I measured the Sennheiser Momentum 4 headphones using laboratory-grade equipment: a GRAS Model 43AG ear/cheek simulator/RA0402 ear simulator with KB5000/KB5001 simulated pinnae, and an Audiomatica Clio 12 QC audio analyzer. A Reiyin WT-HD06 Bluetooth transmitter was used to send signals from the Clio 12 QC to the headphones. A Samsung Galaxy S10 smartphone served as a source for certain measurements. For isolation measurements, I used a laptop computer running TrueRTA software with an M-Audio MobilePre USB audio interface. These are “flat” measurements; no diffuse-field or free-field compensation curve was employed. If you’d like to learn more about what our measurements mean, click here.

Frequency response

This chart shows the Momentum 4 headphones’ frequency response in Bluetooth mode with noise canceling on full. There’s nothing really out of the ordinary here. The left- and right-channel measurements don’t match all that well; this could be the result of the gating needed to overcome Bluetooth’s latency, but I tried many times to get them to match, and couldn’t.

Frequency response modes

This chart (done using the Clio’s FFT function with white noise, so it looks somewhat different) shows the difference in response with the noise canceling on and off, Transparency mode, and with a wired connection with power off. Admirably, the noise canceling has no effect on the frequency response. However, Sennheiser doesn’t seem to have put any work into acoustical tuning, because the wired response with power off (which can’t exploit the internal digital signal processing) is a mess—adequate for plugging into an airplane seat and watching old Seinfeld episodes, but not in any case where you care about what the material sounds like.

Frequency response

This chart shows the Momentum 4 headphones’ response compared with a few competitors, all in Bluetooth mode with noise canceling on—except for the AKG K371s, which I’m using as a Harman curve proxy. The Momentum 4s seem a little light in the midrange, but otherwise largely in the ballpark with other good noise-canceling headphones.

Waterfall

The Momentum 4 headphones’ right-channel spectral-decay plot (measured with the wired connection) has a bit of resonance in the bass, but it’s well-damped and basically gone in a few milliseconds.

THD

Here’s the THD vs. frequency, measured using the wired connection at 90dBA and 100dBA (both levels set with pink noise). The distortion gets pretty high in the bass, but only at extremely loud levels, and bass distortion is much less audible because the distortion harmonics are well below the human ear’s range of greatest sensitivity.

Isolation

In this chart, the external noise level is 85dB SPL (the red trace), and numbers below that indicate the degree of attenuation of outside sounds. The lower the lines, the better the isolation. I threw in the Momentum 4s’ Transparency mode, which, strangely, doesn’t seem to let in much sound above 1kHz. The Momentum 4s’ noise canceling isn’t the best, but it’s pretty close to the best.

Latency

Note that the transmitter showed it was in aptX Low Latency mode. The headphones are equipped with aptX and aptX Adaptive.

Impedance

The impedance magnitude, measured in wired mode with power off, measures about 75 to 80 ohms up to 1kHz, and then falls to a minimum of about 52 ohms, with a corresponding electrical phase shift.
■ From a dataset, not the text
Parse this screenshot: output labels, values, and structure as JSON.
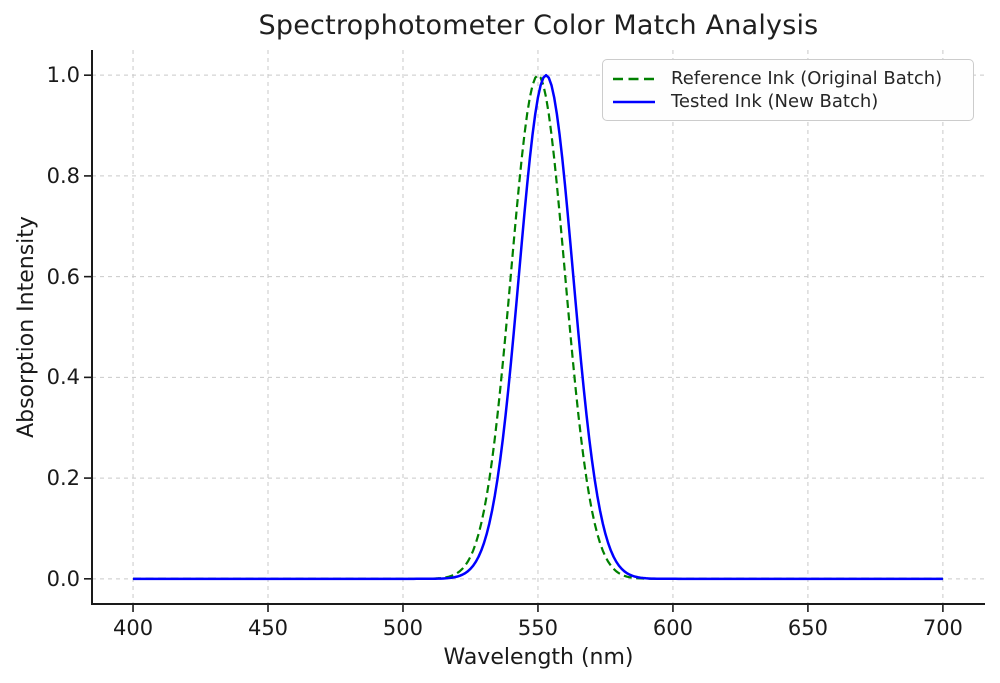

Sensitivity with the wired connection, power off, averaged between 300Hz and 3kHz, with a 1mW signal calculated for the rated 80 ohms impedance, is 105.6dB, plenty high enough to get loud levels from any source.

Bottom line: The Momentum 4 headphones’ measured performance looks good, with a pretty safe and sane frequency response and very good noise canceling. The only sore spot is the wackadoodle frequency response in wired/power-off mode.